Implementing std.log

Jonathan M Davis jmdavisProg at gmx.com
Sun May 8 15:24:12 PDT 2011


> On 5/8/2011 11:45 AM, Jose Armando Garcia wrote:
> > I am not sure I follow. Writing to disk is slower than writing to
> > memory so you want to hide some of the cost of logging by either
> > buffering the write/log requests or messaging the requests to another
> > thread to do the logging for you. Does that answer your question?
> 
> I thought that might be the reason.  Makes sense if you have so much
> logging that it's a significant bottleneck, but I can't believe people
> write code like that.

They do at least some of the time. Constructing strings to log can be slow 
regardless of whether you're outputting them or not, and waiting for them to 
be outputted can slow things down quite a bit. So, if you add a lot of logging 
to your code to be sure of what's going on, it can really slow things down, 
and sometimes you _need_ that sort of logging. And sometimes, even if you 
don't or you can't afford it, someone naively does it and causes a bottleneck.

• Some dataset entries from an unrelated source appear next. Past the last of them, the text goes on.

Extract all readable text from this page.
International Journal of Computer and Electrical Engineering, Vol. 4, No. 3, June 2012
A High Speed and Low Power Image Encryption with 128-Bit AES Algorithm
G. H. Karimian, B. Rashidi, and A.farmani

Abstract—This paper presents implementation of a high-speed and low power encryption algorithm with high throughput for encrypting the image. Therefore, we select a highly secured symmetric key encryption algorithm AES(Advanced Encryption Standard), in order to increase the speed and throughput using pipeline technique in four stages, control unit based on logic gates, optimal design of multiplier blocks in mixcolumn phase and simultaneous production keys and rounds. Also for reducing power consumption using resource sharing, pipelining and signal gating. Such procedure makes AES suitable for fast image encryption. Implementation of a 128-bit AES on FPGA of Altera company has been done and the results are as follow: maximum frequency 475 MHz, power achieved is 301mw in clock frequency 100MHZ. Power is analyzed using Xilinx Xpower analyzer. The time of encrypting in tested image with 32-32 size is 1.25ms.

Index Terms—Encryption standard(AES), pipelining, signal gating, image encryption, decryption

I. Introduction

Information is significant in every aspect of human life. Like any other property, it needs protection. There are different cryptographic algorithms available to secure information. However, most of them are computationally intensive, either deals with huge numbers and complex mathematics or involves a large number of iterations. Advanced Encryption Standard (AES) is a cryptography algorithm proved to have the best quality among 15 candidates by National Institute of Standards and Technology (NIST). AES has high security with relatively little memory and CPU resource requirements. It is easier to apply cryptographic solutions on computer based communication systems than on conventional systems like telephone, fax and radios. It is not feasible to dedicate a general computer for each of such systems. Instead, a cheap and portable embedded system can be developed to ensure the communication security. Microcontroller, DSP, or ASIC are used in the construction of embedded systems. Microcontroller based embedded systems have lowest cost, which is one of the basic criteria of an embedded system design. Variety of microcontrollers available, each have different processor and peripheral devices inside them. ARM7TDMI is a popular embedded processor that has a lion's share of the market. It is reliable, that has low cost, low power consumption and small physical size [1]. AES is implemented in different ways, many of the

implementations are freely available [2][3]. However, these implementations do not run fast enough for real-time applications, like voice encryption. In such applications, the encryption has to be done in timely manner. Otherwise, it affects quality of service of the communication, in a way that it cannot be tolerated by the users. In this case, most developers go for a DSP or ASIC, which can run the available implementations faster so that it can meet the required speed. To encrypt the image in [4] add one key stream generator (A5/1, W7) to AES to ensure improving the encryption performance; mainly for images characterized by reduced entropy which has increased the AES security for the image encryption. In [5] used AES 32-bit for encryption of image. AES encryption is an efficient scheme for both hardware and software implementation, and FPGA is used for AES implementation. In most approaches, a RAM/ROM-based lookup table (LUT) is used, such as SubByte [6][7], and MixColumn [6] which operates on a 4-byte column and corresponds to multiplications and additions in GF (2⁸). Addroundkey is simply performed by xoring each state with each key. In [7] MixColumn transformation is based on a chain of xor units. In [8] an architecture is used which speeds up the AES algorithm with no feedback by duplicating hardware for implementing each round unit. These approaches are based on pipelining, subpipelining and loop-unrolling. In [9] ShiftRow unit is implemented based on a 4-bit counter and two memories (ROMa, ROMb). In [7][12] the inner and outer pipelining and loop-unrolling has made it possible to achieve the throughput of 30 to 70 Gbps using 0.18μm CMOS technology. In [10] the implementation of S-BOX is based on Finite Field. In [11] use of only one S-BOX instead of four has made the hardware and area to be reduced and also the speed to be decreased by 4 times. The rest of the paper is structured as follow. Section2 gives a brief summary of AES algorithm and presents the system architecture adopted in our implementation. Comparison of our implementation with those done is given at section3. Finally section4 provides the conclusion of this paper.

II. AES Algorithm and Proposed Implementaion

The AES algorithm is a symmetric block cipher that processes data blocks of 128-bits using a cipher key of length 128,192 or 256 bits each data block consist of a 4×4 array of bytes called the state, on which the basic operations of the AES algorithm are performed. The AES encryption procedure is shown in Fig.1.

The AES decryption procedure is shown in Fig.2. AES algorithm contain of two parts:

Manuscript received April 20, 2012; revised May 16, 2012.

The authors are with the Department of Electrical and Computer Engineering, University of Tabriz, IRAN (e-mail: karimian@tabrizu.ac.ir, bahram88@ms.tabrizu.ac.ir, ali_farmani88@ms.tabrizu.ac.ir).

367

A lot of it depends on what type of program you're writing and who's writing 
it, but logging can be a definite bottleneck. And it can be very surprising 
how much a bottleneck it can be. If you're smart about it, you won't generally 
end up with logging being a large bottleneck, but logging CPU-intensive code 
is generally problematic because it _will_ become a bottleneck, and when you 
have larger projects (especially with a lot of people on them), it can become 
far too easy for logging code to be called for more often than you'd expect.